Сам Блок недвусмысленно определил свое отношение к Двенадцати: «Сегодня я – гений», «...лучшее, что я написал». Псевдомистическая и полемическая отсебятина критиков, в течение многих лет комментирующих облик Христа и смысл его появления в толпе красногвардейского отребья, затемнили артистические достижения и недостатки поэмы.

Те и другие были значительны.

Мне кажется, что в Двенадцати Блоку удалось найти ту новую форму поэмы, которую искали символисты в литературной традиции русского XIX века: она оказалось противоположной пушкинско-некрасовской традиции. Эта форма отныне ориентировалось не на длительность эпического повествования, но на отрывок, фрагмент, который должен был быть предельно насыщенным, как в эмоциональном, так и в повествовательном отношении. Ритмическое разнообразие, с блеском осуществлённое в поэме и во многом обязанное Андрею Белому, сочеталось с большим жанровым разнообразием – Блок использует элементы частушки, городского романса, лозунга, баллады, народной песни, молитвы. В отличии от Возмездия или Соловьиного сада, личность поэта растворяется в этом ритмическом беге персонажей и событий, но вся поэма становится глубоко персональной, – не как лирическое излияние, но как произведение искусства.

Но и неудача была не менее поразительной. Новая форма поэмы требовала нового отношения к сюжету, выраженнего с полнотой и конкретностью. Блок не мог удовлетвориться, как в Ночной Фиалке или Соловьином саду, например, зыбким сюжетным контуром.

Для большинства современников сюжет поэмы Двенадцати стал загадкой.

Кто этот солдат Ванька и гулящая девка Катька? За какие прегрешения она умирает на снегу с простреленной головой? За то, что ходила в кружевном белье и лопала шоколад Миньон? Но у поэта не было никаких предубеждений против полуночных дев, в молодости он весьма ценил их общество. Месть за измену с офицером, который, как и она, «не ушел от ножа»? Ванька, которого совесть терзает недолго, признается, что погубил ее «из-за удали бедовой». Читатель может поставить вопросительные знаки до конца строки.

Из-за этой сюжетной смутности читательская публика того времени, а впоследствии советский режим, выхватили лишь лозунги и проклятия («революцьонный шаг», «старый мир, как пес паршивый Провались – поколочу!», «Товарищ, винтовку держи, не трусь! Пальнем-ка пулей в Святую Русь!»). Появление Христа озадачило всех – и поклонников, и ненавистников поэмы. Для одних это было благословением революции, для других – вопиющим богохульством (Флоренский дал детальный анализ Двенадцати; признавая Александра Блока талантом «лермонтовской величины», он без околичностей говорит о сатанизме поэта).

Я же смею думать, что появление Христа было для Блока   единственной литературной возможностью завершить ночной дозор пьяных лже-апостолов. 

И это утверждение, как ни странно, возвращает нас к криптопозитивизму поэта.

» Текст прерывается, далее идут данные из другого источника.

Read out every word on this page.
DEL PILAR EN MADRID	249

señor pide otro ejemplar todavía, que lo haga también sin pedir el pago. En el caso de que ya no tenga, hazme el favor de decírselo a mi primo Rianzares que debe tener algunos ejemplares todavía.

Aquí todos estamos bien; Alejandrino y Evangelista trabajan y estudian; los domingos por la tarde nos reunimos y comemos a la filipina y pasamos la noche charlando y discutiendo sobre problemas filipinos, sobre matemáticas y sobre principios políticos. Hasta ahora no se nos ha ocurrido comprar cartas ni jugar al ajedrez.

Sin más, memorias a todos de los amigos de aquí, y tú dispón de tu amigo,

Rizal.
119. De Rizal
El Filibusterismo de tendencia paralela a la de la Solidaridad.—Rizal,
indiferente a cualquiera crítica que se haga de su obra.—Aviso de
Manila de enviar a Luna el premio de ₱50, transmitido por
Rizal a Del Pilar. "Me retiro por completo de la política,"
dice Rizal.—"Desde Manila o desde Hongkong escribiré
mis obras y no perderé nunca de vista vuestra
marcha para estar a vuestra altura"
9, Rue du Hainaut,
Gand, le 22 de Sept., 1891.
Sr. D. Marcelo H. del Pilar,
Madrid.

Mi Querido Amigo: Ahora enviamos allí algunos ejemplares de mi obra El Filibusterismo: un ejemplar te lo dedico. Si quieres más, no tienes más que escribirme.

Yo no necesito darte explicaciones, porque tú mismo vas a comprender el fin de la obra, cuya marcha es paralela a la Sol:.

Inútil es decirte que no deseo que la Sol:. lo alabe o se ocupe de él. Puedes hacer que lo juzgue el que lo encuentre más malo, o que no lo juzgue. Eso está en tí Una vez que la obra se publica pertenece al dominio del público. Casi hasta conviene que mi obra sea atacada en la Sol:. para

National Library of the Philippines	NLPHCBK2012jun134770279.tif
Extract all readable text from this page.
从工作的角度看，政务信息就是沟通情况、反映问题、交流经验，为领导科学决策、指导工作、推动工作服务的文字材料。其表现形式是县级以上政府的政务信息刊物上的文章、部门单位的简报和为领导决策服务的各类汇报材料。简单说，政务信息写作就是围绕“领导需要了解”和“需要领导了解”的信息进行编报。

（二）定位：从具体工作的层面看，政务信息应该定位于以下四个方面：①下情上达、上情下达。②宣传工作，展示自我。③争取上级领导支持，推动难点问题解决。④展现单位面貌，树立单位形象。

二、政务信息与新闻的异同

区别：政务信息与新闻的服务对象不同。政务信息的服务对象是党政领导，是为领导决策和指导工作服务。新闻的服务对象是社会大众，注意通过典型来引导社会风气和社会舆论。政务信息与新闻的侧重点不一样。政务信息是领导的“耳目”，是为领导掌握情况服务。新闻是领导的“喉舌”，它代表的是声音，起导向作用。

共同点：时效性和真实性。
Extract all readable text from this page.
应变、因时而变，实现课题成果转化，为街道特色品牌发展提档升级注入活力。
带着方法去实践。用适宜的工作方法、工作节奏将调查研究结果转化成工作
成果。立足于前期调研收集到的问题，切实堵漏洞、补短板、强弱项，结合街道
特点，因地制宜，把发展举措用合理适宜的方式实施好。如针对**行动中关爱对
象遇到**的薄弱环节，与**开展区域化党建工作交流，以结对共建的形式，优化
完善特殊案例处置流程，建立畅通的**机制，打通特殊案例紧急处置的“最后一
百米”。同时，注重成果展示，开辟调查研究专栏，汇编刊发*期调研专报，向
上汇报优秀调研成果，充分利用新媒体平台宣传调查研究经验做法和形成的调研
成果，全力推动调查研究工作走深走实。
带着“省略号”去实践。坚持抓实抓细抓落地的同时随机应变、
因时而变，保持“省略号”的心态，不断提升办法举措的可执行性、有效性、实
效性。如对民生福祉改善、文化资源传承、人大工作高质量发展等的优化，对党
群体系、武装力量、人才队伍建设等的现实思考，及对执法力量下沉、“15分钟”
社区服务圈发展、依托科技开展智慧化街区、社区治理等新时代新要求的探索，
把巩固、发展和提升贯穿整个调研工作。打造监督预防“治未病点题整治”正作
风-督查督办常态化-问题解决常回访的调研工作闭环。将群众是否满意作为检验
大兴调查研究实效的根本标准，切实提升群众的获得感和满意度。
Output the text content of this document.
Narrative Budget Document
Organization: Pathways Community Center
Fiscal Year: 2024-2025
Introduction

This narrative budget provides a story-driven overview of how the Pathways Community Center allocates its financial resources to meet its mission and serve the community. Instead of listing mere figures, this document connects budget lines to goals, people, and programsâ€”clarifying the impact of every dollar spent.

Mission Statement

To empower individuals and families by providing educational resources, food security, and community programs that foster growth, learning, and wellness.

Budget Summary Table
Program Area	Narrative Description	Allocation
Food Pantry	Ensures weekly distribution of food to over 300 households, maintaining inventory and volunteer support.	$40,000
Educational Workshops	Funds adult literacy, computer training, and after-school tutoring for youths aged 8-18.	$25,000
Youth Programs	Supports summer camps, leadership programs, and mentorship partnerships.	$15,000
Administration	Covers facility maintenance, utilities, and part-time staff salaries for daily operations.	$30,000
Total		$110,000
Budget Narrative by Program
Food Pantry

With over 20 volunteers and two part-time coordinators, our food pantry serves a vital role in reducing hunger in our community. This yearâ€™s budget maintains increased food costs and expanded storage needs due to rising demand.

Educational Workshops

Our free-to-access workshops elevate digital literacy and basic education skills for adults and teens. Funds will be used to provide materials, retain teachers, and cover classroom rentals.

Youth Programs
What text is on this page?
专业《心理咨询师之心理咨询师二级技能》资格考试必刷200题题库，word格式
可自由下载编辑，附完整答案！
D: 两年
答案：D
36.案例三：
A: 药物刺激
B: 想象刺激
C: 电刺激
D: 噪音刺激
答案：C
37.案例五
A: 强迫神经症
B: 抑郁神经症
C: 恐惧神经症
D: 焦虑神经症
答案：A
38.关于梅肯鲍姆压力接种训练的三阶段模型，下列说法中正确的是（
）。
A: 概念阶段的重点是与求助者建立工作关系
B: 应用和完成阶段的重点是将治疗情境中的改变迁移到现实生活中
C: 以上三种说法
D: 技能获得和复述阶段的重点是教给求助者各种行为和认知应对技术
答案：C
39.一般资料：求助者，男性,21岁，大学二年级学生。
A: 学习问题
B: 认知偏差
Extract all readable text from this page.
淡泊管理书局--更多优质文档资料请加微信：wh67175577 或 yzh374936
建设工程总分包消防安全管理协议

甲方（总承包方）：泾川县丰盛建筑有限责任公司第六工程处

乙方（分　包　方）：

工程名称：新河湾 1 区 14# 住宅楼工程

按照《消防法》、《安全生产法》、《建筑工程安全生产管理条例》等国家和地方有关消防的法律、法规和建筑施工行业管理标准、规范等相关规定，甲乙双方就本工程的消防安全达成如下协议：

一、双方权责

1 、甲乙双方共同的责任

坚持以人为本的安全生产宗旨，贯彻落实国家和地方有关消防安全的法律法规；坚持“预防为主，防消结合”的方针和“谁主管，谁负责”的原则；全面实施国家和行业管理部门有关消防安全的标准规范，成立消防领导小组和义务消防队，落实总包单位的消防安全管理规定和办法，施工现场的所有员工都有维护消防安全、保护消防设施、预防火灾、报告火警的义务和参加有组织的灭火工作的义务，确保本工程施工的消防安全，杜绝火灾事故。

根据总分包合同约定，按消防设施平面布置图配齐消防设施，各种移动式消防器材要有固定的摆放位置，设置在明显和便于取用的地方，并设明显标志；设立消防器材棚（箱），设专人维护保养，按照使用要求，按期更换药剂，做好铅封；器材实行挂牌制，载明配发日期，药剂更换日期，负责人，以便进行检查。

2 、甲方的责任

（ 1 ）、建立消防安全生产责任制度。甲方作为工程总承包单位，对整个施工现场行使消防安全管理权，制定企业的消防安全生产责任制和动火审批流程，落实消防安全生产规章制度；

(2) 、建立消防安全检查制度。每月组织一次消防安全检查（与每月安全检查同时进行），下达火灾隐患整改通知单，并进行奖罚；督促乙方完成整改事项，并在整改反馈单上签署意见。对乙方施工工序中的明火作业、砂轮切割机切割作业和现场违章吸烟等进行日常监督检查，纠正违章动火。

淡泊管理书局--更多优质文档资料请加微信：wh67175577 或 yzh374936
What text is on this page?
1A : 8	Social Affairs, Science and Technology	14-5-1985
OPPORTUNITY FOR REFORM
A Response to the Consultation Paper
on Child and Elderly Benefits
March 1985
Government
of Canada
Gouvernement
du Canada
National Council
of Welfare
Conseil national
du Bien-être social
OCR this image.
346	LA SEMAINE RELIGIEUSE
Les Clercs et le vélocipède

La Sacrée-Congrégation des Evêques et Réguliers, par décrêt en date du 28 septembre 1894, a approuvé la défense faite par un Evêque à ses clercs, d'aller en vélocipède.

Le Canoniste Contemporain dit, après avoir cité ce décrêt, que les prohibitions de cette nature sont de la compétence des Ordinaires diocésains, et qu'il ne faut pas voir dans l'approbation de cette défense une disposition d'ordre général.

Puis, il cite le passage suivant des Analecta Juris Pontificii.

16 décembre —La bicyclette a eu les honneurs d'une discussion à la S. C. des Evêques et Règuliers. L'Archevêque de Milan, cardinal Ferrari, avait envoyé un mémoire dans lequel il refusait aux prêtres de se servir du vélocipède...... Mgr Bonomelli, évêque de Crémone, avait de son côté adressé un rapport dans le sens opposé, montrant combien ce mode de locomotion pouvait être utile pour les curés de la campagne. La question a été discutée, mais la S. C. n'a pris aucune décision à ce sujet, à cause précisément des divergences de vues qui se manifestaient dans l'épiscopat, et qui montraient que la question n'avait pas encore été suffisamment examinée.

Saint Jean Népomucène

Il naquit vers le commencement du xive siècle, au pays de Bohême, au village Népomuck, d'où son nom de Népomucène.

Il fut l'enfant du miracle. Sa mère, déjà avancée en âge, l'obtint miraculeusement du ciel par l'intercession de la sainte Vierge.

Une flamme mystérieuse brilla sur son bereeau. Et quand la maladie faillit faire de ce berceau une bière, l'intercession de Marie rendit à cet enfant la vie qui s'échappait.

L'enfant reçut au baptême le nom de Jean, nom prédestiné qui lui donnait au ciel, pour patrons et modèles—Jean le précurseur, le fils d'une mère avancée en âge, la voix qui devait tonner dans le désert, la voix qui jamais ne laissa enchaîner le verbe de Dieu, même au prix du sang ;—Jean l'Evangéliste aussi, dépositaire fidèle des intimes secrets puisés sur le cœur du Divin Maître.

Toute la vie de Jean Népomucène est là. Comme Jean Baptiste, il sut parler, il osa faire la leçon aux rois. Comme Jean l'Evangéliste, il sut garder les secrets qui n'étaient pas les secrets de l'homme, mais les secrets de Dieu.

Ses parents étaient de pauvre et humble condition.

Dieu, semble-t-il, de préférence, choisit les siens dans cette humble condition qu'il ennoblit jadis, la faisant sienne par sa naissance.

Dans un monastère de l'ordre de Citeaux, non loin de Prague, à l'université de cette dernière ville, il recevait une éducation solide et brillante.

В последние годы жизни он растерял все «вселенские зори» и «заревые чаяния», всё, что годами питало его творчество. Но облик Христа, или точнее, идея Христа его «соловьевского» периода, осталась, пусть десакрализированная и искаженная. Поэтому прийти на высшее служение народу – священная миссия в понимании поэта, как и русских народников – мог только Христос.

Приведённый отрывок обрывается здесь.